Part of the problem was that unusual strains had been spreading, including one from Australia. This was reflected in the vaccines given last year being less effective than usual, having only a  15 per cent success rate. Among children that was up to 26.2 per cent, but for adults below 64 it was only 12.2 per cent, and down to only 10.1 per cent for those aged 65 and older. 

The government has said this year's vaccine is expected to be more effective, but the reality is that maintaining a strong defence against flu is an ongoing biological battle. 

Llamas to the rescue

However, it seems help could be at hand from an unusual source - llamas.

Flu is one of the most adaptable of bugs, able to mutate swiftly and render the latest vaccines ineffective. When viewed through a microscope, a flu virus looks like a sea mine or a rolled-up hedgehog - a big ball with lots of spikes. The spikes are the proteins, and it is here that flu bugs can change and mutate at their fastest, swiftly developing resistance to the latest medicines. 

The reason this is a problem is that vaccines are based on antibodies, which at the microscopic level are quite large and when they encounter a flu virus, they cannot hit the core. Instead, they are impaled on the protein spikes and that means that if the proteins have developed a resistance, they can fight off the effects of the antibodies instead of being destroyed by them. 

This is where the llamas come in. Scientists at the Scripps Institute in California have been working on developing a new vaccine using the blood of these woolly creatures. 

An important difference between llama blood and that of humans is that the proteins in the former are much smaller than in humans. This means that when included in a vaccine, some of them will miss the protein spikes and hit the core of the virus. The core is much slower to mutate than the proteins and will therefore not be able to resist the antibodies. 

Experiments on animals with the flu virus have shown that the vaccine can be effective against a wide range of different strains, suggesting that this could pave the way for a universal flu vaccine. 

The results of the tests have been published in the journal Science. 

A holy grail? 

Speaking to the BBC, Professor Jonathan Ball from the University of Nottingham said: "Having a treatment that can work across a range of different strains of virus is highly sought after.
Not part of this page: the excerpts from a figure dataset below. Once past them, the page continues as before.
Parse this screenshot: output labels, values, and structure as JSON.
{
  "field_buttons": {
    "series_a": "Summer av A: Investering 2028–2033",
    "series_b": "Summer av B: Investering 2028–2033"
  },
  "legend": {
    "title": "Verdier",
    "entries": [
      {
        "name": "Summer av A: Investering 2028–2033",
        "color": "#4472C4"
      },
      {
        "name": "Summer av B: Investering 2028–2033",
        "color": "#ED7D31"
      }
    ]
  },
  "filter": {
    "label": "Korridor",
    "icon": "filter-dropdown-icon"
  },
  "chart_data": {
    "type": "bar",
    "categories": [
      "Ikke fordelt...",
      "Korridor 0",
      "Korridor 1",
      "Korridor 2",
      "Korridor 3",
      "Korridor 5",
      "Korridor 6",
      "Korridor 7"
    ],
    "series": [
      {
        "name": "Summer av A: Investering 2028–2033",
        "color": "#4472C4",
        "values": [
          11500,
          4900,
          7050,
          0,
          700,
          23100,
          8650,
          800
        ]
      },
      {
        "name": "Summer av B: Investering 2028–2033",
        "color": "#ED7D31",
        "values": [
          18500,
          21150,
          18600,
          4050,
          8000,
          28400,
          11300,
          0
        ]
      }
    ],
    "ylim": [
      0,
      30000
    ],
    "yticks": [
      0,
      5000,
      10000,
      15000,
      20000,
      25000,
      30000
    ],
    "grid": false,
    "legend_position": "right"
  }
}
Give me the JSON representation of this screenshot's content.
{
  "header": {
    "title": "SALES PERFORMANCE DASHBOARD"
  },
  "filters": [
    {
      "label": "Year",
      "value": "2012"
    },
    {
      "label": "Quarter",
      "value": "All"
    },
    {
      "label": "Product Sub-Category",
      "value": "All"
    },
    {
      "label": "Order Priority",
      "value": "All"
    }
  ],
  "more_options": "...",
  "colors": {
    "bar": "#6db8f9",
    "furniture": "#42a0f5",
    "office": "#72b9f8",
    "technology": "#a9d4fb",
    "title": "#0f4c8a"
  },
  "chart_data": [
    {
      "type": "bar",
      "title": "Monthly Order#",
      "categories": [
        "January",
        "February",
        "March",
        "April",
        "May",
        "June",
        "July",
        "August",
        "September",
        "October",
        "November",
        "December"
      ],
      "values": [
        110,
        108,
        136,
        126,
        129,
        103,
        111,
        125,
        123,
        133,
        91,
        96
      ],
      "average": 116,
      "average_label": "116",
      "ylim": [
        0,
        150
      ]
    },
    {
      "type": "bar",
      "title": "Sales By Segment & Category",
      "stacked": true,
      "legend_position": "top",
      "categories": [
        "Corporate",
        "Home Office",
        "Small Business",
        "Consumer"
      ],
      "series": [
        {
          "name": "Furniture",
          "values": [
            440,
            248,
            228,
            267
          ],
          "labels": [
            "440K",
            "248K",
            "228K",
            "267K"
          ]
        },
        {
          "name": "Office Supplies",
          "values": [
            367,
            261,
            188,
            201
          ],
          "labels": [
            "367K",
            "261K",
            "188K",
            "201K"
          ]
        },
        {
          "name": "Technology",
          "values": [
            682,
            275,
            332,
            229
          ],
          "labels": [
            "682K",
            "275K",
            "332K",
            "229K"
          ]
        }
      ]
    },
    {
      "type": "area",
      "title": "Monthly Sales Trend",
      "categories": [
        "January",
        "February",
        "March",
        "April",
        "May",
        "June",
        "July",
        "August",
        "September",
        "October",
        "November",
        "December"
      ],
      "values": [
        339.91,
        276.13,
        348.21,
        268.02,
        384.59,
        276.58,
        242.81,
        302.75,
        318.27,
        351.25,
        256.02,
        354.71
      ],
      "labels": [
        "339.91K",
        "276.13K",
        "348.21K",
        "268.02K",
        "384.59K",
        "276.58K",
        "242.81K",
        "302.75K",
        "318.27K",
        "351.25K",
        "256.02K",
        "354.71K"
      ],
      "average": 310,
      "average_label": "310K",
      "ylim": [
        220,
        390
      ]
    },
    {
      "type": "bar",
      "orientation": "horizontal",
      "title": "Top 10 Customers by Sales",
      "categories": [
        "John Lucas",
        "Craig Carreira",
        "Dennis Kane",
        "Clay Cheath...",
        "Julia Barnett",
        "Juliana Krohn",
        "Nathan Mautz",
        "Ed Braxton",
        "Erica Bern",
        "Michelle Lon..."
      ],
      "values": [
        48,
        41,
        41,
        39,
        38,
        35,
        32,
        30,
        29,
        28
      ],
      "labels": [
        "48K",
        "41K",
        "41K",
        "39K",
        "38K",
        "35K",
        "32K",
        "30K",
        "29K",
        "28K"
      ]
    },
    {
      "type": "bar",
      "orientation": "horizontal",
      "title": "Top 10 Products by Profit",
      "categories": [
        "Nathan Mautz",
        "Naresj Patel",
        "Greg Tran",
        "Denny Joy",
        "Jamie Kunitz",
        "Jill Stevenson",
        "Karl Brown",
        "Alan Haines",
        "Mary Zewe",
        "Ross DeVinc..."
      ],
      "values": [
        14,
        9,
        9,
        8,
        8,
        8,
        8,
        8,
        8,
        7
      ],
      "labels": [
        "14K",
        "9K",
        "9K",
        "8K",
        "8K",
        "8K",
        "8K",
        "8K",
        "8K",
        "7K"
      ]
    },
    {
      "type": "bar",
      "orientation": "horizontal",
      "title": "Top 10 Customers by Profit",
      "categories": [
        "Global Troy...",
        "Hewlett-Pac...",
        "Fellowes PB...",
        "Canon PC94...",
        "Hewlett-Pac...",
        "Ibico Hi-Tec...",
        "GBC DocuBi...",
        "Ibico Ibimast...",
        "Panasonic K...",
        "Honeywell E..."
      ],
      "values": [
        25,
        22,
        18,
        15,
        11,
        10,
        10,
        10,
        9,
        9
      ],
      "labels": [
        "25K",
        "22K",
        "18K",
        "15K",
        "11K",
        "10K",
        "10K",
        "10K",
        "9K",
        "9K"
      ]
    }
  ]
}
It's the holy grail of influenza.

"There will be an appetite, but it depends how well these things work, how easy it is to produce and also how costly it will be."

Of course, it may take some time to develop into a vaccine and, as is the nature of these things, it will be more effective in children than older people because their immune systems are less well-established. 

Nonetheless, it may be that in the near future there is a vaccine available that will work year after year, will not need to be replaced regularly, and will deal with whatever flu strains are in circulation - even if they have just mutated. 

No more pandemics or panics? 

This may come as great news in an age when there have been many scares about possible pandemics. 

In recent years we have had SARS, bird flu and swine flu, with a significant number of people dying from these bugs. However, we have been spared any massive epidemics.

Such a catastrophe is undoubtedly possible; a century ago the Spanish Flu epidemic swept across Europe and killed around 60 million people, more than all the casualties of the First World War. 

Of course, back then medical science was not nearly as advanced as it is now. But, 100 years on, it might just be that we are on the brink of finding a vaccine that will see off any kind of flu virus, whether it be a common strain that might otherwise leave you in bed for a week or the sort that could kill millions. 

If the scientists succeed, you may just want to visit the zoo and say "thank you" to the first llama you see.